Like others in law enforcement, Florida maintains that dog "alerts" are not searches because they uncover illegal activities that deserve no privacy protection.

The retired Justice David Souter mocked that idea in a dissent from a 2005 pro-sniff decision, saying it supposes that a trained canine becomes an "infallible dog" that never errs.
At least 23 U.S. states joined each of Florida's appeals, calling drug-detecting dogs "essential weapons" at the forefront of efforts to stop illegal drug production and sales.
The Supreme Court is often their ally in search cases, typically siding with the police.

SANCTITY OF THE HOME


One of Wednesday's cases, Florida v. Jardines, concerns a December 5, 2006, search outside Joelis Jardines' home near Miami.

A "crime stopper" had tipped police that marijuana was growing inside. Relying on that tip, a detective, joined by Franky, approached. Trained to find the strongest odor, Franky went to the front door, sniffed the base, and sat down.

That was the alert his handlers were looking for. After obtaining a search warrant, police found marijuana plants inside the home. Jardines was arrested for possessing more than 25 pounds of marijuana, and stealing the electricity to grow it.

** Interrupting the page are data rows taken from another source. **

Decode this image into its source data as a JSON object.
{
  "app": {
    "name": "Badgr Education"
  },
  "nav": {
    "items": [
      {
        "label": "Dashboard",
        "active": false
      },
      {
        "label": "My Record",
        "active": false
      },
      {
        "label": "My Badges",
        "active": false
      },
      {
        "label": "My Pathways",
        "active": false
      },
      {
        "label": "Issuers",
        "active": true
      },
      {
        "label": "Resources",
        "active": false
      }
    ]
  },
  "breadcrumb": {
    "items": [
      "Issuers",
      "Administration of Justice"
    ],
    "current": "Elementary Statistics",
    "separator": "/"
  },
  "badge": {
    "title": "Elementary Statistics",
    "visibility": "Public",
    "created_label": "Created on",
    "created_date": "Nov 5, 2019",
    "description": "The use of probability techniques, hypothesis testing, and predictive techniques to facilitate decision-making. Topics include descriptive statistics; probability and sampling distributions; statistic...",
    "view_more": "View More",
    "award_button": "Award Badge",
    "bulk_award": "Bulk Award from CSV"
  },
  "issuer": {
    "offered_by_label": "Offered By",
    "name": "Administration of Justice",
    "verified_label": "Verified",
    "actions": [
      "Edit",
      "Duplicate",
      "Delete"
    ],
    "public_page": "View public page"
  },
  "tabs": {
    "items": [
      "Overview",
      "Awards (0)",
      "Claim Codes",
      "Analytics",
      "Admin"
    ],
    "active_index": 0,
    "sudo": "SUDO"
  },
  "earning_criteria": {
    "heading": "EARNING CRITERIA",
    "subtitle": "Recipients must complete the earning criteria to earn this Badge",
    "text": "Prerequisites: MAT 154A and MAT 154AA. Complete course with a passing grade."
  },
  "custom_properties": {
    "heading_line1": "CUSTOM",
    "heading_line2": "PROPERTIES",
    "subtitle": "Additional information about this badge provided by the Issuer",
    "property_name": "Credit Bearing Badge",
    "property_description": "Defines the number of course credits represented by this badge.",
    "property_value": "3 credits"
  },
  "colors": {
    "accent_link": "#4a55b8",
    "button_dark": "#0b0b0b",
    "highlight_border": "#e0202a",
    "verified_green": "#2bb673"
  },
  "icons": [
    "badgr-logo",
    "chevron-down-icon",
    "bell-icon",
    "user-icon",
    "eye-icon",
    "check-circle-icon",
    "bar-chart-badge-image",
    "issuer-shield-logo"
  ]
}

In voiding the search, Florida's highest court called Franky's sniff an "unreasonable government intrusion into the sanctity of the home." There, it said, the expectation of privacy was much greater than in a car or an airport.

The court also likened Franky to the heat-sensing thermal imagers that the U.S. Supreme Court, in a 2001 decision that cut across ideological lines, said could not without a warrant be used outside a home to detect marijuana growing inside.
Where the government uses a device "not in general public use" to uncover details about a home, "the surveillance is a 'search' and is presumptively unreasonable without a warrant," Justice Antonin Scalia then wrote for a 5-4 majority.

"Jardines is a line-drawing case: the question is can police use the dog at the front door," said Orin Kerr, a law professor at George Washington University and former clerk to Justice Anthony Kennedy. "If a warrant were needed, police would never use the dog at a house, because then they could just go inside."

TELLTALE NERVES


Wednesday's other case, Florida v. Harris, involves a search not of a house, but of Clayton Harris' pickup truck.

An officer pulled over Harris near Bristol, Florida, in the state's panhandle, on June 24, 2006, after seeing that the truck had an expired tag. An open beer can lay in the cup holder.
Nervous, shaking and breathing rapidly, Harris would not let the officer search his truck. Out came Aldo, who was led around the truck for a "free air sniff."

Near the driver's door handle, Aldo gave his alert, becoming excited and then sitting down. The officer then searched the truck's interior, and found 200 pseudoephedrine pills and 8,000 matches, which are ingredients for methamphetamine.

Harris pleaded no contest, but he got a reprieve. The Florida Supreme Court said the state did not show Aldo's reliability as a drug detector with evidence of his training, certification and performance, and his handler's experience.

By comparison, Franky had no such problems, according to court papers. At the time of Jardines' search, he had made 399 positive alerts. The result: seizures of roughly one ton of marijuana and 34 pounds of cocaine and heroin.

"The state's 'credentials alone' canine-reliability test is based on an overgeneralized assertion - that all trained or certified drug-detection dogs are reliable in the field," a group of 34 law professors said in a brief supporting Harris.

Regardless of how the court rules in both cases, police will go on using dogs for drug detection. The questions are when, and how.

Decisions in both cases are expected by the end of June.